華丸・大吉と命名されたお二人は、すぐテレビに出演することになりました。


「どっちもどっち博多っ子倶楽部」という番組では、司会が竹山さん、そして「どっちもどっち」の名前どおり、ディベート番組ですので、ディベートするのは竹山さんの相方のケン坊さんと華丸さんということになりました。


大吉さんはどうしたのでしょうか?


実はこの時の大吉さんは、出演者ではなく「時々見切れるフロアディレクター」として、半ばスタッフ扱いされていました。

この時の経験が、のちの番組の仕切やスタッフの気配りに発揮されるわけですが、大吉さんとしては不本意でしたでしょうね。




なんとか芸人としてのスタートを切った華丸さん、大吉さんですが、ある事件が起こります。

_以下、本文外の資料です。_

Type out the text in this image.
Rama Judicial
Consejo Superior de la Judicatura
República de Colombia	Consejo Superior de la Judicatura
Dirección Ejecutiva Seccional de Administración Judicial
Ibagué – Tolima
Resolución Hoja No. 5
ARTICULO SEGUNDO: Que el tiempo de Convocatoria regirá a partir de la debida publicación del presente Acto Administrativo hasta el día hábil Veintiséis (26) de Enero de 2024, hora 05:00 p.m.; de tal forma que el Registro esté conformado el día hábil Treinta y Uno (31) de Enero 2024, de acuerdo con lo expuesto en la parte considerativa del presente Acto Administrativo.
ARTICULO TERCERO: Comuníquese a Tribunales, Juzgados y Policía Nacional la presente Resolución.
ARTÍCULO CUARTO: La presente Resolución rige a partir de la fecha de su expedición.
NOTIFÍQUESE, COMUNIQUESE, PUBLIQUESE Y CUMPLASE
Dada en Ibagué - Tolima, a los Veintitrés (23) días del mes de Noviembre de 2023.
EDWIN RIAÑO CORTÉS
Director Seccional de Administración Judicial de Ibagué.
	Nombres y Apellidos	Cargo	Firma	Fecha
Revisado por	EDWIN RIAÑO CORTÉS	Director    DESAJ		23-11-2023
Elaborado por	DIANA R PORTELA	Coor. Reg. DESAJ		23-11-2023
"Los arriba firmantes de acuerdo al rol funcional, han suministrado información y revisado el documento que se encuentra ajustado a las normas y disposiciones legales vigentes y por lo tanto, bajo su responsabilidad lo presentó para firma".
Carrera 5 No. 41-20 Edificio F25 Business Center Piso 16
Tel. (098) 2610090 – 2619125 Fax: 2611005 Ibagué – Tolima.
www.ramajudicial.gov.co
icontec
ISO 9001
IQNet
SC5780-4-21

エースだった竹山さんが、福岡よしもとを辞めてしまったのです。


まだ何もできなかった福岡よしもとの芸人に対し、所長は厳しく指導しました。
それに耐え切れずに東京に逃げてしまったのです。

竹山さんが抜けた穴には、棚ボタで大吉さんが入ることになりました。この時のことを大吉さんはこう語っています。


「竹山があの時逃げなかったら、今の自分はいない」


初めは芸人扱いされず、スタッフだった大吉さんですが、次の「とことんサンデー」では、メインMCに抜擢されます。

それは実力を認められて、というわけではなく、

「福岡よしもとにコンビ芸人がいなかったから」

……という、これまた棚ボタ式の抜擢でした。

しかし、その「とことんサンデー」は福岡限定、昼間の情報番組であるにもかかわらず、平均視聴率が15パーセント以上という人気番組に成長し、イベントを開催すれば、3000人も集まるほどでした。


華丸・大吉さんは一躍、福岡のスターへとのし上がりました。